For a good long while in the middle, the novel alternates between realms, digital and analog. Early choices, or sometimes relatively arbitrary initial conditions, end up shaping future events and technologies. In this case, the cosmology, topography and even the theology of an entire universe — Bitworld — affect Meatspace, and the two realms are linked in a feedback loop of cause and effect, resources and outcomes (dollars, computing power).
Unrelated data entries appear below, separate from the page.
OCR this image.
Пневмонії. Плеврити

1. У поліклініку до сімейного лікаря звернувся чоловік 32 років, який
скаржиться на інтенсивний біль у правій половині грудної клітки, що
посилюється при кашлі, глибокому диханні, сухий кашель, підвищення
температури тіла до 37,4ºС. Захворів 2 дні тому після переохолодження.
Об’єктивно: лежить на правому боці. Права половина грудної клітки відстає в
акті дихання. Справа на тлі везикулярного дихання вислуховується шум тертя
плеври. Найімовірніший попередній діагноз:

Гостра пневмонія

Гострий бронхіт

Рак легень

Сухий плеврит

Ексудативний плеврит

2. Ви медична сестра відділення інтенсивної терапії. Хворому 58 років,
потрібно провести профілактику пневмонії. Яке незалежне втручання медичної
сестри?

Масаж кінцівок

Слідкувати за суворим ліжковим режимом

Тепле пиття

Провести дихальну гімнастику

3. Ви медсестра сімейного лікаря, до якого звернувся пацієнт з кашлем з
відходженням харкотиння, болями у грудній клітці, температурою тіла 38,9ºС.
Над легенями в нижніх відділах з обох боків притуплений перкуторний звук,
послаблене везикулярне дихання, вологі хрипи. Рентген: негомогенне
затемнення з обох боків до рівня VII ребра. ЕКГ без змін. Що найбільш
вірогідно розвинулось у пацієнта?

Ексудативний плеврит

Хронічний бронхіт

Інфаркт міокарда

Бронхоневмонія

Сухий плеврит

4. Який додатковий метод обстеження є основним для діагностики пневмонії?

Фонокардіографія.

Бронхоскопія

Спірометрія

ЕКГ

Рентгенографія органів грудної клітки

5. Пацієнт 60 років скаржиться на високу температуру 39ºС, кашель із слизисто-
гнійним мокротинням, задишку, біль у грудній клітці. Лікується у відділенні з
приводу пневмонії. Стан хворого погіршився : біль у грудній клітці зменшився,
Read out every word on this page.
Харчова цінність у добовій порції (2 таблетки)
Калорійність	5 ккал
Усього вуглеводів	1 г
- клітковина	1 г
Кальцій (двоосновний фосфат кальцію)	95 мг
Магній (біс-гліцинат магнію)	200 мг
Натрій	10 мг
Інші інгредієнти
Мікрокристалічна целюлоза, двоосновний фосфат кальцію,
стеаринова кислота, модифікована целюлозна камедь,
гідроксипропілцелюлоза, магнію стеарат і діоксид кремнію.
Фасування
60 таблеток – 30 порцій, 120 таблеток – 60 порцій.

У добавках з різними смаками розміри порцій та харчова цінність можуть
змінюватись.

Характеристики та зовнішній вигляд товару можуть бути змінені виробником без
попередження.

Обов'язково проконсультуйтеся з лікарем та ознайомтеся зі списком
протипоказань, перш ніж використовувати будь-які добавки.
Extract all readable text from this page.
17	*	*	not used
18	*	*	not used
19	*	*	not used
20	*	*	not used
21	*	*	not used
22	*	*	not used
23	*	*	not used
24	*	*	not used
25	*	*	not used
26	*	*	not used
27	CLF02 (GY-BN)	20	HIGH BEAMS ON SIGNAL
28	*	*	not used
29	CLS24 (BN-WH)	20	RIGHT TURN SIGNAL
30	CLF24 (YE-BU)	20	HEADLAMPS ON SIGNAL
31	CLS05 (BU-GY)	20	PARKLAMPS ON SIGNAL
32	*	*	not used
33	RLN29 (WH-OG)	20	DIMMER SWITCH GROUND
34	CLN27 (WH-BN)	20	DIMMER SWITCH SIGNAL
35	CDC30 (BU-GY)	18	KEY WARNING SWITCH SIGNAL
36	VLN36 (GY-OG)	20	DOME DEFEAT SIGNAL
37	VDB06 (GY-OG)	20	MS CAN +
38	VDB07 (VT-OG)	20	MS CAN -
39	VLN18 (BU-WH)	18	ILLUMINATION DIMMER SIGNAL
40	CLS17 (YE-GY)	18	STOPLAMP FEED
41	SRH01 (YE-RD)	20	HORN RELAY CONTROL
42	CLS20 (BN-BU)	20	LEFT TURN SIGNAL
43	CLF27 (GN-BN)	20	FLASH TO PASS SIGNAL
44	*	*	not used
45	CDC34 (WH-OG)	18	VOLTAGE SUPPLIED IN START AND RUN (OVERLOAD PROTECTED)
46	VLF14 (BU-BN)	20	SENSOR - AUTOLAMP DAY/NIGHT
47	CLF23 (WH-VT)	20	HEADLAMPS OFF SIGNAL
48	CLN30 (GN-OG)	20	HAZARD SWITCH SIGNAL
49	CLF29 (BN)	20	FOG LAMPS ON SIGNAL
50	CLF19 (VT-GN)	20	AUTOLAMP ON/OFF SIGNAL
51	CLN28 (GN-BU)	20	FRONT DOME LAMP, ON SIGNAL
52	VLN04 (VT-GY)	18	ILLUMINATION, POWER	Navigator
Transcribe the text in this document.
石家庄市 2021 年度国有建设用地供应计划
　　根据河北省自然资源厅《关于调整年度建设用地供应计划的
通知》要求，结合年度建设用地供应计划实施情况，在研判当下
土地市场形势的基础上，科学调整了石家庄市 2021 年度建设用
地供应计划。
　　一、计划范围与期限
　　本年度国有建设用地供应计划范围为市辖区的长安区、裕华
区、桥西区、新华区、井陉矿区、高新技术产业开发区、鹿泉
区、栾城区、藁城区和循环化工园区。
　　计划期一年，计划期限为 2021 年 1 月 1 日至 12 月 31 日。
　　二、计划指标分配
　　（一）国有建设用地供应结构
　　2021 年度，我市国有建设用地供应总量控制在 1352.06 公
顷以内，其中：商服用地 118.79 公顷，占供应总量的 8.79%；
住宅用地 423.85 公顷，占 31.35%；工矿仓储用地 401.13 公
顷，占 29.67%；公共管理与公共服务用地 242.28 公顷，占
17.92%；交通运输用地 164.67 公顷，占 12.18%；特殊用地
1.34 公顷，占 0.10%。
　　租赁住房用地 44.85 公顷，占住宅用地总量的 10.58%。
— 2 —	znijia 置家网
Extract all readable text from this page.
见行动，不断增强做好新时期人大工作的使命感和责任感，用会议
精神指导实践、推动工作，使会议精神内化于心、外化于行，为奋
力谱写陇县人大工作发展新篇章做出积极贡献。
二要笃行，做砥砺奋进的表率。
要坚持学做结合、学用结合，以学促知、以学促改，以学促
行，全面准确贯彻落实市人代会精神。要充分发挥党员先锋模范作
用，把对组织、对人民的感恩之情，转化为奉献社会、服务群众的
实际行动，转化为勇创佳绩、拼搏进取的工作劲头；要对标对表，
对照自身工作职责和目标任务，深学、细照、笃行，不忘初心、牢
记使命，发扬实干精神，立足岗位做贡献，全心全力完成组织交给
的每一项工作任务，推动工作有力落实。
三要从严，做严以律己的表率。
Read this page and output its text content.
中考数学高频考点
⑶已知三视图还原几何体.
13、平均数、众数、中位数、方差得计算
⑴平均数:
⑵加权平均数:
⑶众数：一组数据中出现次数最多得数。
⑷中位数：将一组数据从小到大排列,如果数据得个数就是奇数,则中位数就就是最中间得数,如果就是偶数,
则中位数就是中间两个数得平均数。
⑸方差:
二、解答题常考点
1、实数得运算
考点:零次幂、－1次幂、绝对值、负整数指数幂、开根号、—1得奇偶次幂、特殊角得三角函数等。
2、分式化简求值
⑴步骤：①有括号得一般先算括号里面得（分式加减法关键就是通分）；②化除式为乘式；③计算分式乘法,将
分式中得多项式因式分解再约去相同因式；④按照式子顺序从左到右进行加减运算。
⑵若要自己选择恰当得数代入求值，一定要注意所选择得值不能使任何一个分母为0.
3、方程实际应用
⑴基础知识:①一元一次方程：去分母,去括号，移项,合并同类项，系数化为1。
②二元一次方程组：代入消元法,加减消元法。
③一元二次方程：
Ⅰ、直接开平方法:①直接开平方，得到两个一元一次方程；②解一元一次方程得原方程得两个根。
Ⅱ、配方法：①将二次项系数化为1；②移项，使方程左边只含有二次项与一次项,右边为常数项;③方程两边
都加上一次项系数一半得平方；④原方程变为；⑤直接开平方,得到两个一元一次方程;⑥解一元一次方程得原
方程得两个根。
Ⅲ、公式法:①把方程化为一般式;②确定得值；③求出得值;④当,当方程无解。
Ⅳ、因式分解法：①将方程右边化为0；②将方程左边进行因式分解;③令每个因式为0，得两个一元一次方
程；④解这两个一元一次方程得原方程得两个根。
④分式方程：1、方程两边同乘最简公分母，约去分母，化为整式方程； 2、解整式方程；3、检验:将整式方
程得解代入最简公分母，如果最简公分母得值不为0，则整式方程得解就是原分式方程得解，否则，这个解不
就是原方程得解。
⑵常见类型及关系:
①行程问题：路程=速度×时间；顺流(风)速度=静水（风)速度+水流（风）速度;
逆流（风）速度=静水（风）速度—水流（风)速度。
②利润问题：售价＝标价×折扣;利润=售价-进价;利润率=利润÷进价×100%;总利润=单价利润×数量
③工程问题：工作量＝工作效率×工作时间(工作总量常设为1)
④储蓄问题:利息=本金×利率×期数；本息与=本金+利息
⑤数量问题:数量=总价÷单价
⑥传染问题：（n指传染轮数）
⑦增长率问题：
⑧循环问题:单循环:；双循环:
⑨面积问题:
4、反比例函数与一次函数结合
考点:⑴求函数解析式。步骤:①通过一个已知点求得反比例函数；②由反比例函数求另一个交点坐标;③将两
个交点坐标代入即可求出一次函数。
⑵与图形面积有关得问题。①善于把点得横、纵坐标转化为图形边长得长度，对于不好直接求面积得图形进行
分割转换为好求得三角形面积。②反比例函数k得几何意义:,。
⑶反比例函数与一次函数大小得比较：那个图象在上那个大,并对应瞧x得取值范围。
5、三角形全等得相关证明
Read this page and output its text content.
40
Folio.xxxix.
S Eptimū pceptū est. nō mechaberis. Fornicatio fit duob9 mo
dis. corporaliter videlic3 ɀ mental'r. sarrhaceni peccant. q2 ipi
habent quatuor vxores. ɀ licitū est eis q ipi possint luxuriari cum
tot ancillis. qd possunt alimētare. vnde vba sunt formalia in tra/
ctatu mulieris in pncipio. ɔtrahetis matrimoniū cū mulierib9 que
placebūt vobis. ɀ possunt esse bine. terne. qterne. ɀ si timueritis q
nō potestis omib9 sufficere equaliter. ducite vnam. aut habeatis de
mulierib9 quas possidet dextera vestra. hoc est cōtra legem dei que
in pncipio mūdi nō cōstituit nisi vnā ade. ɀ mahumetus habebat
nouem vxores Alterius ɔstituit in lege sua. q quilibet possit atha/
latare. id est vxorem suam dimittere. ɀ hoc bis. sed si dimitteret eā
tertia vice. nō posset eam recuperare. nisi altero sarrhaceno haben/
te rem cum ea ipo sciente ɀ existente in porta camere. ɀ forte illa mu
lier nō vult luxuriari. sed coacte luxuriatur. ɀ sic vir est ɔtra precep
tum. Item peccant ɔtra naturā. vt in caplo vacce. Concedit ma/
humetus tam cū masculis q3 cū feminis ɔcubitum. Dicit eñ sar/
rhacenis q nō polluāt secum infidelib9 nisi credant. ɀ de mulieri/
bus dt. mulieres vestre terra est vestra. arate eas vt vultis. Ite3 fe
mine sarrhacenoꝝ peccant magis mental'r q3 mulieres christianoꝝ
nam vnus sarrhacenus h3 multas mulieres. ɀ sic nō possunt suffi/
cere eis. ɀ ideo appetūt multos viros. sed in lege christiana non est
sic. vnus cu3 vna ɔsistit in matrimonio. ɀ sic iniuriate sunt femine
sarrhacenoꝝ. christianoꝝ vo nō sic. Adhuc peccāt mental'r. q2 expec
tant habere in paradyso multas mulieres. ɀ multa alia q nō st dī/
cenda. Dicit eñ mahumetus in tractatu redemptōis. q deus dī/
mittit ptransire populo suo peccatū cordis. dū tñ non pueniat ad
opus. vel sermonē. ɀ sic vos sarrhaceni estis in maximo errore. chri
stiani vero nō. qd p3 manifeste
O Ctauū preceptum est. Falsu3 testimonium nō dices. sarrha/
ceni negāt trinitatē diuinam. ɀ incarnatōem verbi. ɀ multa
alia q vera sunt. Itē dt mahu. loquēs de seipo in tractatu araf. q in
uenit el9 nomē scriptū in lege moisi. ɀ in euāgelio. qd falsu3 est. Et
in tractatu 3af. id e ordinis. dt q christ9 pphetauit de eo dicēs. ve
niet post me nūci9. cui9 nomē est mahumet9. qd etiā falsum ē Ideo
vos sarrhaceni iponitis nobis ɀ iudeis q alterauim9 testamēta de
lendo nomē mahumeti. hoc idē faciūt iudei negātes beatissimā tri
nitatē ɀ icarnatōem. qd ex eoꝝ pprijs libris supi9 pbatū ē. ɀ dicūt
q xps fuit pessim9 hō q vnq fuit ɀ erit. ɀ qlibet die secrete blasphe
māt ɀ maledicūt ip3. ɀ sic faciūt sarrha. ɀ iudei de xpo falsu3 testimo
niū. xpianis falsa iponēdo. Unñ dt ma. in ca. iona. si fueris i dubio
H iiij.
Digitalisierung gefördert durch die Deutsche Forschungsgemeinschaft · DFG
Without spoiling too much, the last quarter of the book, itself the length of a fairly decent-sized novel, reads like high fantasy — expertly written fanfic of some long-running swords-and-wizards epic. Or an exhaustive transcript of every turn, saving throw and dice roll of the most elaborate Dungeons and Dragons campaign of all time. Has Neal Stephenson flipped genres, mid-book? What is this fantasy doing in my science fiction? Although the action lags a bit in this final section, narratively it is the inevitable (if surprising) endpoint of the story that began all those years ago when Dodge died. No matter how far afield it might seem, it’s all of a piece, derived rigorously from Stephenson’s initial premises. This is hard sci-fi, but it goes so far in its speculative extrapolation toward that end of the spectrum that it hits the end, goes through and comes back around the other side. The result is a story that touches on society, technology, spirituality and even eschatology, a far-reaching attempt at a grand myth that is breathtaking in scope and ambition.